Pardaillan se contenta de saluer de nouveau en souriant:
—Mais, reprit Sainte-Maline, il nous paraît qu'on cherche à vous faire jouer ici un rôle... ridicule.
—Dites toujours votre pensée, messieurs, dit poliment Pardaillan.
—Eh bien, monsieur, dit Montsery, qui était toujours le plus fougueux des trois, la pensée de laisser berner un compatriote devant nous, sans protester, nous est insupportable.
—Surtout lorsque ce compatriote est un galant homme comme vous, monsieur, ajouta Sainte-Maline.
—Alors?

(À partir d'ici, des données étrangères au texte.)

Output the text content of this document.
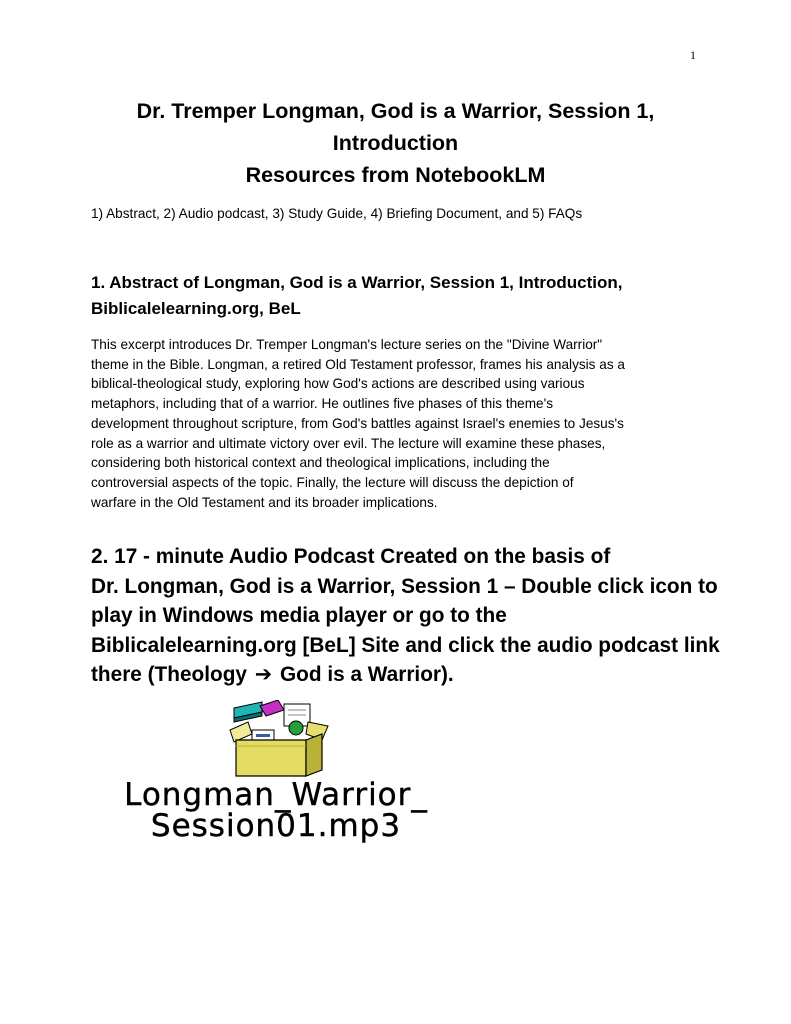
1
Dr. Tremper Longman, God is a Warrior, Session 1,
Introduction
Resources from NotebookLM
1) Abstract, 2) Audio podcast, 3) Study Guide, 4) Briefing Document, and 5) FAQs
1. Abstract of Longman, God is a Warrior, Session 1, Introduction,
Biblicalelearning.org, BeL
This excerpt introduces Dr. Tremper Longman's lecture series on the "Divine Warrior"
theme in the Bible. Longman, a retired Old Testament professor, frames his analysis as a
biblical-theological study, exploring how God's actions are described using various
metaphors, including that of a warrior. He outlines five phases of this theme's
development throughout scripture, from God's battles against Israel's enemies to Jesus's
role as a warrior and ultimate victory over evil. The lecture will examine these phases,
considering both historical context and theological implications, including the
controversial aspects of the topic. Finally, the lecture will discuss the depiction of
warfare in the Old Testament and its broader implications.
2. 17 - minute Audio Podcast Created on the basis of
Dr. Longman, God is a Warrior, Session 1 – Double click icon to
play in Windows media player or go to the
Biblicalelearning.org [BeL] Site and click the audio podcast link
there (Theology ➔ God is a Warrior).
Longman_Warrior_
Session01.mp3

Qu'avez-vous résolu, messieurs? dit Pardaillan qui se raidit comme il faisait toujours dans ses moments d'émotion.
—Vivedieu! monsieur, dit Chalabre, nous avons résolu d'infliger à ces mangeurs d'oignons crus la leçon que mérite leur outrecuidance.
—Nous serons fort honorés, monsieur, de tirer l'épée à vos côtés, dit Sainte-Maline, en saluant galamment.
—Tout l'honneur serait pour moi, messieurs, fit Pardaillan, en rendant le salut.
—Quitte à reprendre notre liberté d'action après, et à vous charger quand l'occasion se présentera, ajouta Montsery.